Levine’s approach involved a visualisation of the pain and a relaxation of the tissues surrounding it  so that the pain could spread through the body rather than being compressed into one place. He found that this technique changed the experience of pain, reducing its intensity to a point that the patient could accept it without the need for powerful narcotics. I find this approach very effective but it is sometimes difficult to teach people the techniques involved if they are already aged and in serious pain. If a person has already learned techniques of body awareness and meditation, then these can be powerful resources in times of serious illness.

Arthritis and Instability

Arthritis is a natural part of getting older but, if one responds to it by reducing movement and taking pain killers then one loses awareness of the joints and this can cause further irritation, inflammation and  progression of the condition. Losing awareness of one’s body causes a feeling of instability that further reduces our ability to move.

The medical profession recognise this and advises patients to keep mobile. However, many people interpret this as  ‘doing exercise’, like going to the gym,  jogging or doing yoga classes. While not harmful in themselves, these forms of exercise can be just as detrimental to arthritic joints as inaction. This is because the patient has not learned to move their joints in a way that avoids internal irritation.

The key to learning this skill is the Yin capacity of Benevolence, applied to one’s own body. Instead of thinking of an exercise as a task to be performed, one starts to think of it as a framework for exploration. The first attitude focuses on the external target to be attained, such as a Yoga Position. The second attitude uses the exercise as an environment to develop awareness and to maintain movement. You do not judge yourself against an external goal, instead you value your body as it is. You  are setting yourself up to succeed rather than to fail and this maintains flexibility and movement without internal conflict.

A very useful application of this approach is learning to move the proximal side of joints as well as the distal. People from Europe, North America and Australia tend to hold the proximal side of a joint still while the distal side performs the action.
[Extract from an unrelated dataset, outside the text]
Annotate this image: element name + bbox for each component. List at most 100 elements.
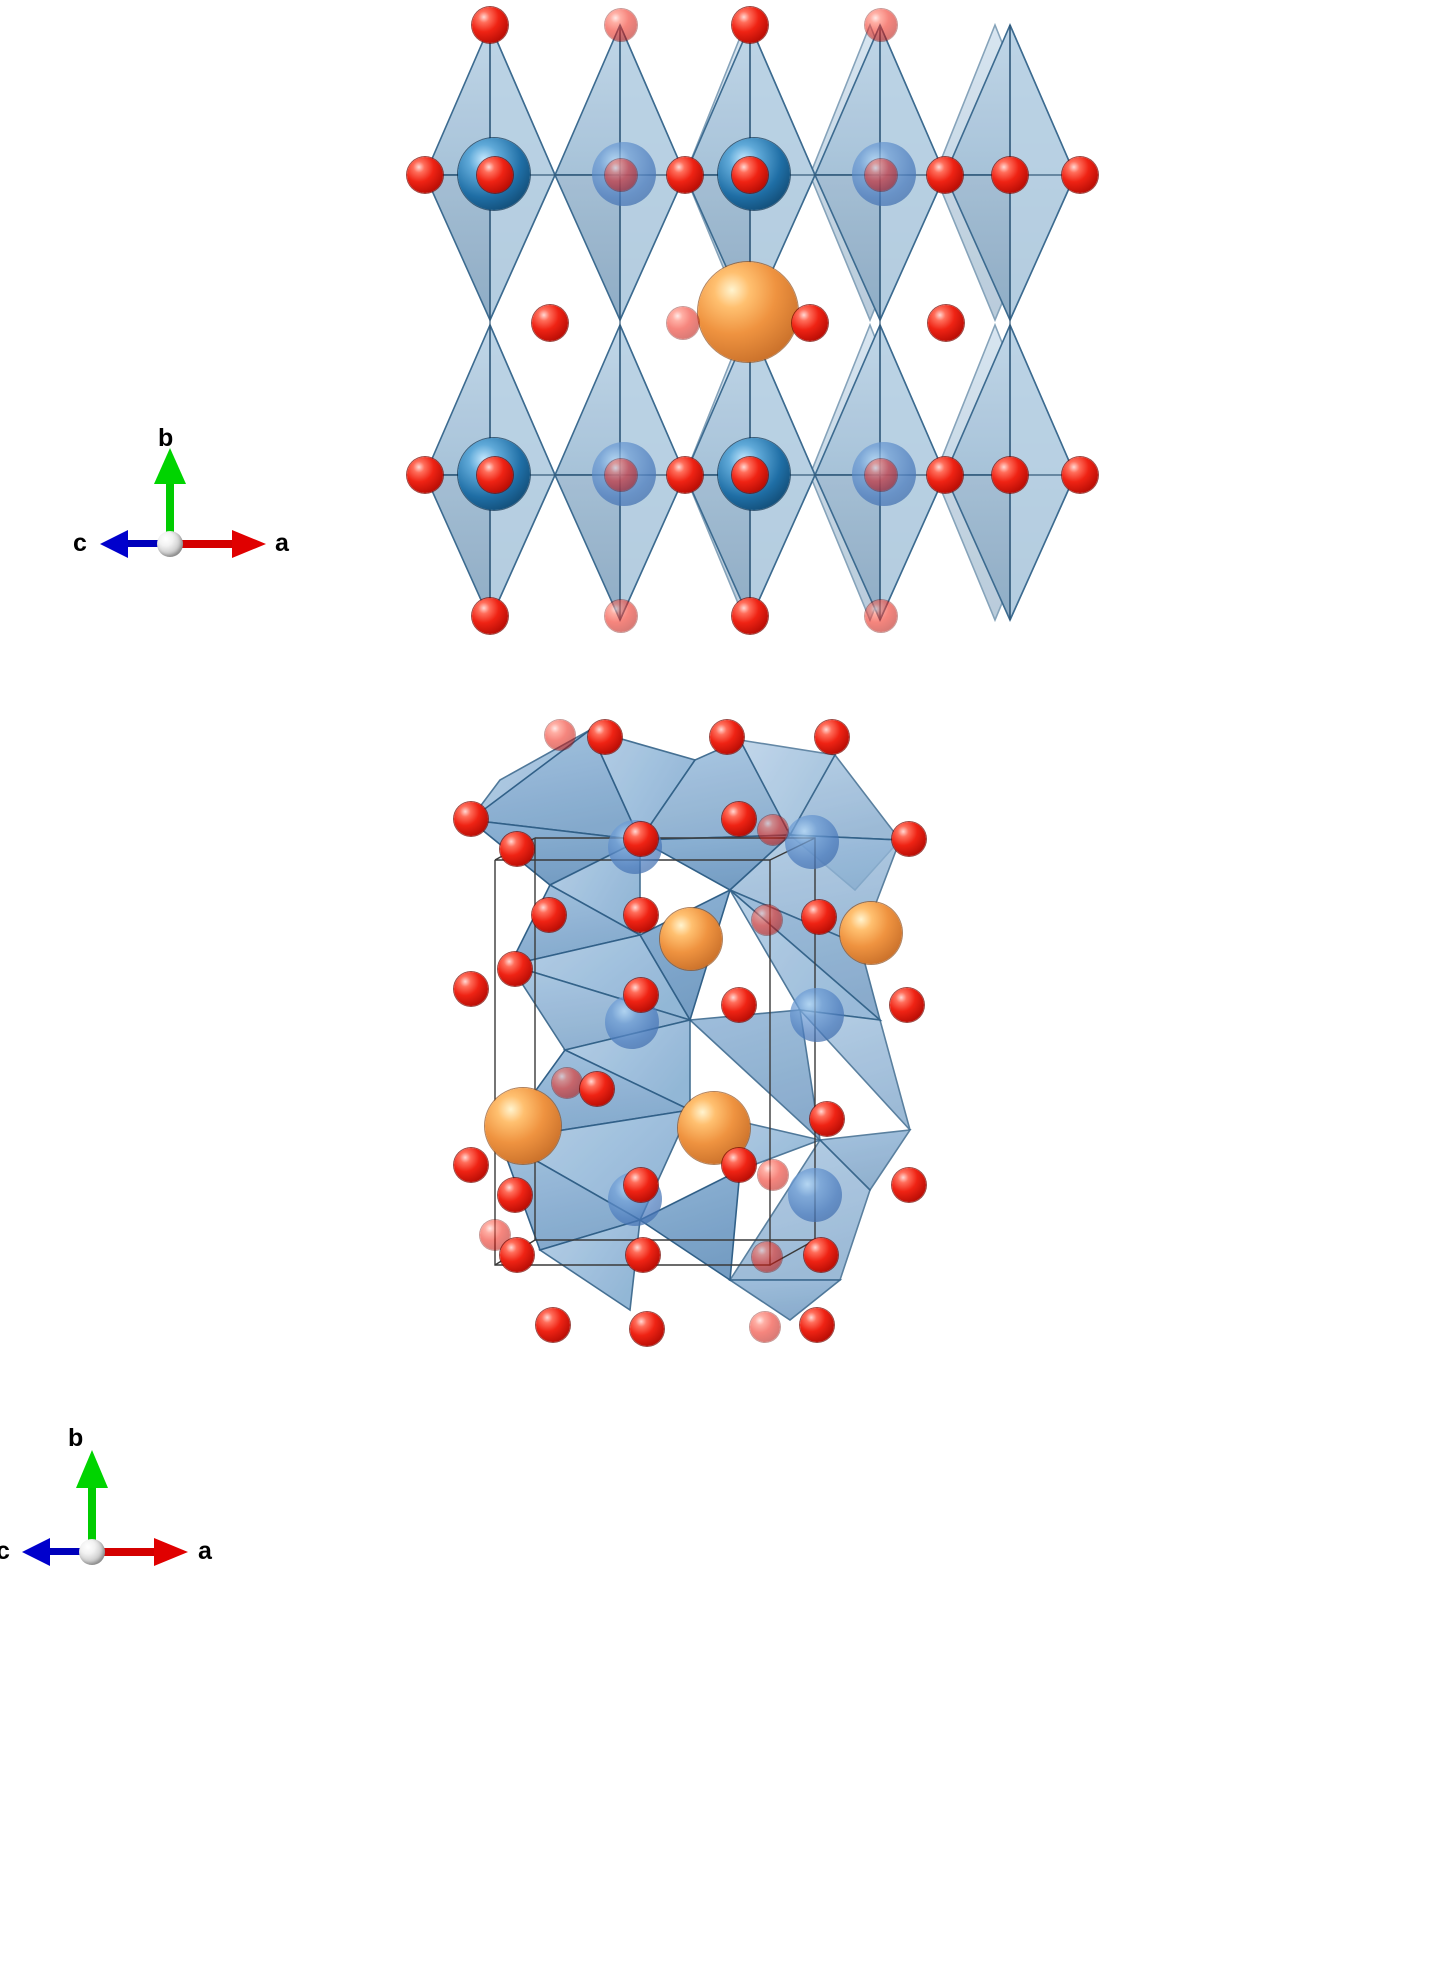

This can provide more speed and power in the movement, but it also causes internal friction in the joints. If one learns to move the proximal side of a joint, then the movement becomes smoother and internal conflict is reduced. I have had several patients who have completely halted the progression of rheumatoid arthritis by learning this technique.

Osteoporosis, Nervous System Degeneration and Fear

Fear is a common part of old age. Fear of change, fear of movement, fear of death. Osteoporosis can reduce the strength of bones, so one becomes nervous that they will break. The nervous system reduces its capacity to adapt, so one becomes afraid of  new situations. The tendency is to freeze into stillness.

Developing Equanimity allows one to let go of these fears and to meet the unknown without paralysis. One becomes more like still water rather than frozen ice; able to ripple in response to change but without the fear of breaking.

I think of death as the end of a long process of release and letting go. If one is holding on to the past and  grasping for the remnants of the yang then death is a threat. If one can melt, become Water and embrace the Yin then death can become the culmination of a spiritual process of  liberation.